A lot of students who come to Blanche Macdonald don’t fit in, but they have this beautiful creative energy. This is the space where I can say, ‘Welcome—you’re in the right place. We celebrate everyone and I’m glad you’re here.’
“I was still awkward, but I was becoming really good at expressing myself through the art of drag performance. That was the closest I was getting to myself at that time. I became more involved with the LGBT and the Two Spirit First Nation communities. I was elected Empress of Vancouver, which is like Miss America for Drag Queens. I represented the city and raised funds and awareness for different charities. Soon after that I was appointed to the International Court Council as a Canadian representative. One night I was in San Diego with trumpets playing as I was about to go on stage to represent my country. At that moment I remembered myself so vulnerable and weak years earlier. Now I was representing Canada! I never want to forget where I’ve been or all the opportunities I’ve been given. It’s those moments that give me strength.”
Make Up For Ever scouted Jaylene to work at a drag event at Sears. When a position arose for an Artist at their counter at The Bay, Make Up For Ever knew who they wanted.
“The rest is history,” smiles Jaylene. “Working for Make Up For Ever secured the fact that I was a Makeup Artist. I had the skill set and ability to be a manager. I was representing the community and that gave me the confidence to continue to grow.”
Blanche Macdonald would send students to Jaylene and the Make Up For Ever counter during their retail trips. When she heard that Blanche Macdonald was looking for talented Artists for a new Beauty Boutique, it was an opportunity she jumped at.

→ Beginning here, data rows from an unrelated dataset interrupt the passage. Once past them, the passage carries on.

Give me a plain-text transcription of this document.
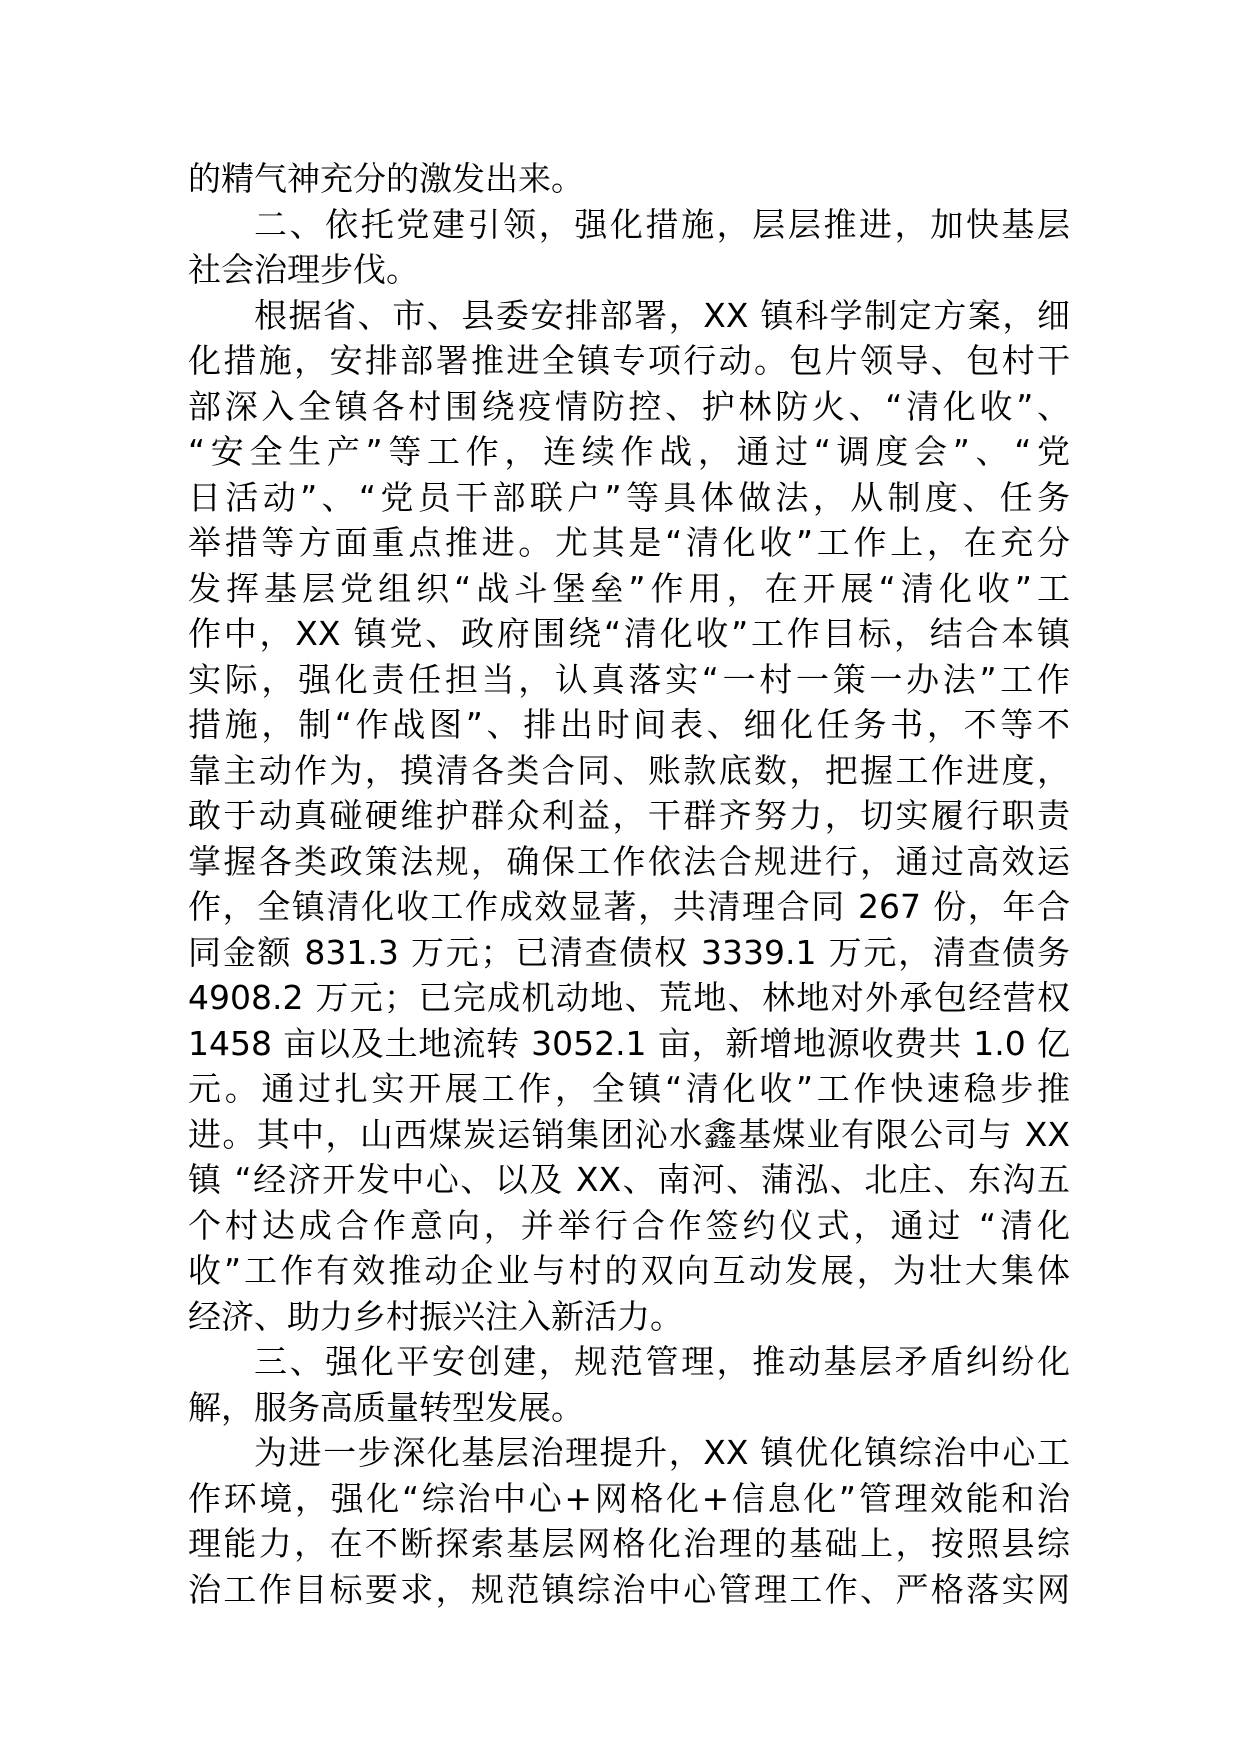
的精气神充分的激发出来。
二、依托党建引领，强化措施，层层推进，加快基层
社会治理步伐。
根据省、市、县委安排部署，XX 镇科学制定方案，细
化措施，安排部署推进全镇专项行动。包片领导、包村干
部深入全镇各村围绕疫情防控、护林防火、“清化收”、
“安全生产”等工作，连续作战，通过“调度会”、“党
日活动”、“党员干部联户”等具体做法，从制度、任务
举措等方面重点推进。尤其是“清化收”工作上，在充分
发挥基层党组织“战斗堡垒”作用，在开展“清化收”工
作中，XX 镇党、政府围绕“清化收”工作目标，结合本镇
实际，强化责任担当，认真落实“一村一策一办法”工作
措施，制“作战图”、排出时间表、细化任务书，不等不
靠主动作为，摸清各类合同、账款底数，把握工作进度，
敢于动真碰硬维护群众利益，干群齐努力，切实履行职责
掌握各类政策法规，确保工作依法合规进行，通过高效运
作，全镇清化收工作成效显著，共清理合同 267 份，年合
同金额 831.3 万元；已清查债权 3339.1 万元，清查债务
4908.2 万元；已完成机动地、荒地、林地对外承包经营权
1458 亩以及土地流转 3052.1 亩，新增地源收费共 1.0 亿
元。通过扎实开展工作，全镇“清化收”工作快速稳步推
进。其中，山西煤炭运销集团沁水鑫基煤业有限公司与 XX
镇 “经济开发中心、以及 XX、南河、蒲泓、北庄、东沟五
个村达成合作意向，并举行合作签约仪式，通过 “清化
收”工作有效推动企业与村的双向互动发展，为壮大集体
经济、助力乡村振兴注入新活力。
三、强化平安创建，规范管理，推动基层矛盾纠纷化
解，服务高质量转型发展。
为进一步深化基层治理提升，XX 镇优化镇综治中心工
作环境，强化“综治中心+网格化+信息化”管理效能和治
理能力，在不断探索基层网格化治理的基础上，按照县综
治工作目标要求，规范镇综治中心管理工作、严格落实网
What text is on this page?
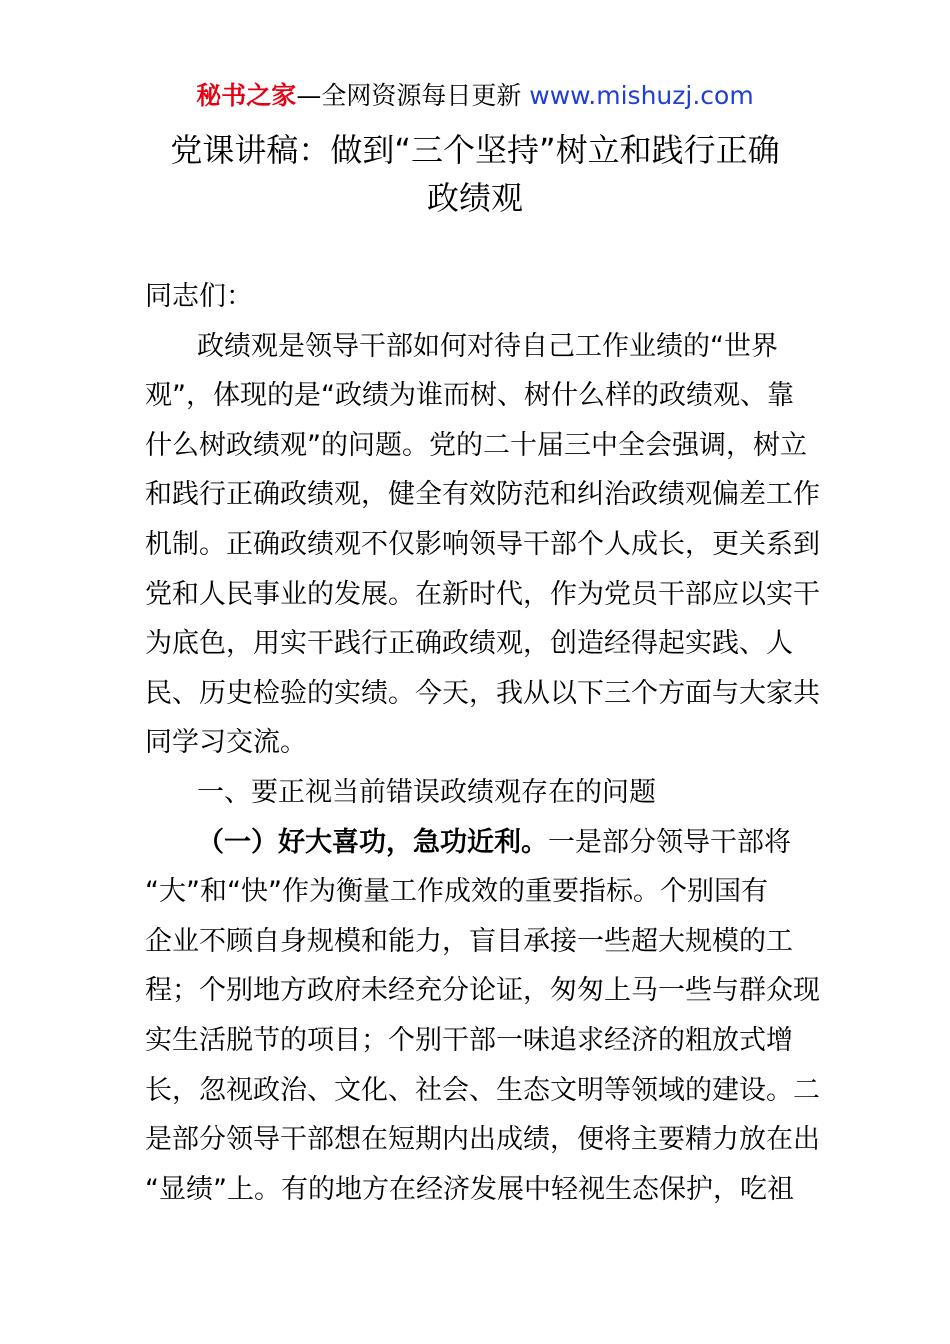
秘书之家—全网资源每日更新 www.mishuzj.com
党课讲稿：做到“三个坚持”树立和践行正确
政绩观
同志们：
政绩观是领导干部如何对待自己工作业绩的“世界
观”，体现的是“政绩为谁而树、树什么样的政绩观、靠
什么树政绩观”的问题。党的二十届三中全会强调，树立
和践行正确政绩观，健全有效防范和纠治政绩观偏差工作
机制。正确政绩观不仅影响领导干部个人成长，更关系到
党和人民事业的发展。在新时代，作为党员干部应以实干
为底色，用实干践行正确政绩观，创造经得起实践、人
民、历史检验的实绩。今天，我从以下三个方面与大家共
同学习交流。
一、要正视当前错误政绩观存在的问题
（一）好大喜功，急功近利。一是部分领导干部将
“大”和“快”作为衡量工作成效的重要指标。个别国有
企业不顾自身规模和能力，盲目承接一些超大规模的工
程；个别地方政府未经充分论证，匆匆上马一些与群众现
实生活脱节的项目；个别干部一味追求经济的粗放式增
长，忽视政治、文化、社会、生态文明等领域的建设。二
是部分领导干部想在短期内出成绩，便将主要精力放在出
“显绩”上。有的地方在经济发展中轻视生态保护，吃祖
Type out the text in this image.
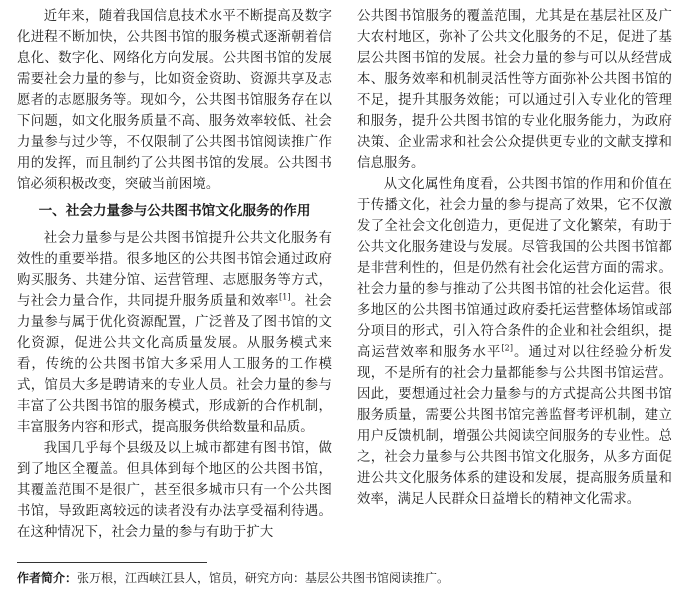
近年来，随着我国信息技术水平不断提高及数字化进程不断加快，公共图书馆的服务模式逐渐朝着信息化、数字化、网络化方向发展。公共图书馆的发展需要社会力量的参与，比如资金资助、资源共享及志愿者的志愿服务等。现如今，公共图书馆服务存在以下问题，如文化服务质量不高、服务效率较低、社会力量参与过少等，不仅限制了公共图书馆阅读推广作用的发挥，而且制约了公共图书馆的发展。公共图书馆必须积极改变，突破当前困境。

一、社会力量参与公共图书馆文化服务的作用

社会力量参与是公共图书馆提升公共文化服务有效性的重要举措。很多地区的公共图书馆会通过政府购买服务、共建分馆、运营管理、志愿服务等方式，与社会力量合作，共同提升服务质量和效率[1]。社会力量参与属于优化资源配置，广泛普及了图书馆的文化资源，促进公共文化高质量发展。从服务模式来看，传统的公共图书馆大多采用人工服务的工作模式，馆员大多是聘请来的专业人员。社会力量的参与丰富了公共图书馆的服务模式，形成新的合作机制，丰富服务内容和形式，提高服务供给数量和品质。

我国几乎每个县级及以上城市都建有图书馆，做到了地区全覆盖。但具体到每个地区的公共图书馆，其覆盖范围不是很广，甚至很多城市只有一个公共图书馆，导致距离较远的读者没有办法享受福利待遇。在这种情况下，社会力量的参与有助于扩大

公共图书馆服务的覆盖范围，尤其是在基层社区及广大农村地区，弥补了公共文化服务的不足，促进了基层公共图书馆的发展。社会力量的参与可以从经营成本、服务效率和机制灵活性等方面弥补公共图书馆的不足，提升其服务效能；可以通过引入专业化的管理和服务，提升公共图书馆的专业化服务能力，为政府决策、企业需求和社会公众提供更专业的文献支撑和信息服务。

从文化属性角度看，公共图书馆的作用和价值在于传播文化，社会力量的参与提高了效果，它不仅激发了全社会文化创造力，更促进了文化繁荣，有助于公共文化服务建设与发展。尽管我国的公共图书馆都是非营利性的，但是仍然有社会化运营方面的需求。社会力量的参与推动了公共图书馆的社会化运营。很多地区的公共图书馆通过政府委托运营整体场馆或部分项目的形式，引入符合条件的企业和社会组织，提高运营效率和服务水平[2]。通过对以往经验分析发现，不是所有的社会力量都能参与公共图书馆运营。因此，要想通过社会力量参与的方式提高公共图书馆服务质量，需要公共图书馆完善监督考评机制，建立用户反馈机制，增强公共阅读空间服务的专业性。总之，社会力量参与公共图书馆文化服务，从多方面促进公共文化服务体系的建设和发展，提高服务质量和效率，满足人民群众日益增长的精神文化需求。

作者简介：张万根，江西峡江县人，馆员，研究方向：基层公共图书馆阅读推广。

“CurliQue was where I wanted to be. I had another interview with Barb Johnston, who had enrolled me years ago. When she first met me I was known as Jason, but now I was Jaylene. I was so confident. I’d reached the point of my true identity as a transgendered woman. I was hired for the true me. It wasn’t even an interview. We were just talking about my journey and what inspired me.
“Professionally I’ve been given the opportunity to develop as a person more than anywhere I’ve worked. I’m 100% myself now. A lot of students who come to Blanche Macdonald don’t fit in, but they have this beautiful creative energy. This is the space where I can say, ‘Welcome – you’re in the right place. We celebrate everyone and I’m glad you’re here.’”
I do the best that I can on a daily basis. If someone sees something about me or my work that inspires them to be better, then I’m doing my job.
Working with students and customers every day, Jaylene understands the inspirational and transformative power of makeup and why artists like her are drawn to it. It’s why she loves what does.
“It’s never been a focus of mine to make money from being a Makeup Artist,” she insists. “I just want to live a happy existence. To anyone who feels that they don’t fit in, but find a freedom in arts, follow that instinct. That’s something really special.
“I do the best that I can on a daily basis. If someone sees something about me or my work that inspires them to be better, then I’m doing my job. If you think your career aspirations are not attainable, I’m proof that they are. I’ve been clean and sober for almost 20 years and have the career of my dreams.
“I don’t worry what people think any more. I grew up with that. It took me a long time to realise the freedom of authenticity.”